Holzschuher verwies darauf, dass im Prinzip noch die gleiche Zahl von 1630 Beamten im Wach- und Wechseldienst wie vor der Reform eingesetzt sind. Allerdings sind allein 121 in andere Bereiche und Stäbe abgeordnet worden. Außerdem sei es immer noch nicht gelungen, die ehemaligen Wachen baulich so zu sichern, dass sie nachts abgeschlossen werden können. Die Bewachung von Dienstwaffen und Computern binde Dutzende Polizisten, die nicht für den Streifendienst herangezogen werden können.


150 Beamte mehr auf Streife


Holzschuher kündigte an, in den kommenden Monaten mindestens 150 Polizisten mehr für den Streifendienst einsetzen zu wollen. So soll ein Großteil der diesjährigen 140 Absolventen der Fachhochschule der Polizei dort ihren Dienst tun. Außerdem sollen Abordnungen rückgängig gemacht werden. Ausgenommen davon sind die Versetzungen zur Stärkung der Sicherheit in der Grenzregion. Außerdem sollen die Stäbe auf den Prüfstand gestellt werden. Als Ziel formulierte der Innenminister, ab Herbst wieder durchschnittlich 124 Streifenwagen im Einsatz zu haben.

Außerdem kündigte er Verbesserungen bei der Interventionszeit an. Der Zeitraum bis zum Eintreffen der Polizei in einem Notfall hat sich in den vergangenen Jahren von 23,24 Minuten auf 28,17 Minuten im vergangenen Jahr erhöht. Holzschuher betonte, dass die Polizeireform als solche nicht infrage gestellt werde. Allerdings werde mit einer Evaluierung begonnen, an deren Ende über den Stellenabbau neu zu entscheiden sei.

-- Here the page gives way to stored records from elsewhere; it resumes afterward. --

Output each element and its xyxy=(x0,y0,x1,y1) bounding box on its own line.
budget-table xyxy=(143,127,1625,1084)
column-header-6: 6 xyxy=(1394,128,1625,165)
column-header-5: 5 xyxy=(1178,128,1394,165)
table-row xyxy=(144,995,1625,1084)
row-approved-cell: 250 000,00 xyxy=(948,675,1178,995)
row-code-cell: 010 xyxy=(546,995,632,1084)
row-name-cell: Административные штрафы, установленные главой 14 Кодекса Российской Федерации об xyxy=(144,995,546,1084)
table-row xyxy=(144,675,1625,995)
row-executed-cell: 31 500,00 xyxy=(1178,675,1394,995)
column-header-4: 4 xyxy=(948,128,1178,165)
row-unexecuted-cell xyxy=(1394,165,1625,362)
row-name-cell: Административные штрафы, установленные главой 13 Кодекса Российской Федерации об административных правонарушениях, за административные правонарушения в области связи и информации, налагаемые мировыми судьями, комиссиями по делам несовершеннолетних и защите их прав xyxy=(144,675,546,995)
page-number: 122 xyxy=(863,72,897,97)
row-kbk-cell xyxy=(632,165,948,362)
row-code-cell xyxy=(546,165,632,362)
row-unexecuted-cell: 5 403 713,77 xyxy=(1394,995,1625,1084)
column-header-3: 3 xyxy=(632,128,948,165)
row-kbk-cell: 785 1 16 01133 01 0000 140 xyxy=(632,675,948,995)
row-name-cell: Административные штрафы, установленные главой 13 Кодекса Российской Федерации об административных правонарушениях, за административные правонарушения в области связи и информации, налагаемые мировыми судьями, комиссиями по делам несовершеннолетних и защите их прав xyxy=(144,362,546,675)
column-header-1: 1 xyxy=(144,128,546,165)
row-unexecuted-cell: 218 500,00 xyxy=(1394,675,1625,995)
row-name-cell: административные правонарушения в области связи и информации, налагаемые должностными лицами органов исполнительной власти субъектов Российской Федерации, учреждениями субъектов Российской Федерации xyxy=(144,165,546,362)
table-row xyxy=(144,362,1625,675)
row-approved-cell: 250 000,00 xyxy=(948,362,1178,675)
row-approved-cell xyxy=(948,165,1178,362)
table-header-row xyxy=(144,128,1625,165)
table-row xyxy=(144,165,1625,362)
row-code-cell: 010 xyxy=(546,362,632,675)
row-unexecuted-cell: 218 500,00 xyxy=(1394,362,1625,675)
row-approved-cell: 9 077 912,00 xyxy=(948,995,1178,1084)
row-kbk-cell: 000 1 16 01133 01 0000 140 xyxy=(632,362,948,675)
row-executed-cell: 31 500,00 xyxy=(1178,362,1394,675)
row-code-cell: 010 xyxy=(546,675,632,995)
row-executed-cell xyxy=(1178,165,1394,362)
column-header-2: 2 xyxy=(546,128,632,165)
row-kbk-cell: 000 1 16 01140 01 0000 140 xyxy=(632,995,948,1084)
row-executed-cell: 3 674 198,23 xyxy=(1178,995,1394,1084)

Für die CDU sprach der Landtagsabgeordnete Björn Lakenmacher von „unausgegorenen Personalverschiebungen“. Seine Fraktion fordere, die Polizeireform generell zu stoppen. Auch der innenpolitische Sprecher der FDP, Hans-Peter Goetz, äußerte am Mittwoch Zweifel an Holzschuhers Plänen. Seinen Berechnungen zufolge seien mindesten 300 Beamte notwendig, um die Zahl der Streifenfahrten wieder auf das Niveau vor der Reform zu heben. Ursula Nonnemacher (Grüne) forderte, der Innenminister müsse das Organisationschaos beenden, das die Polizisten von ihrer Arbeit abhalte.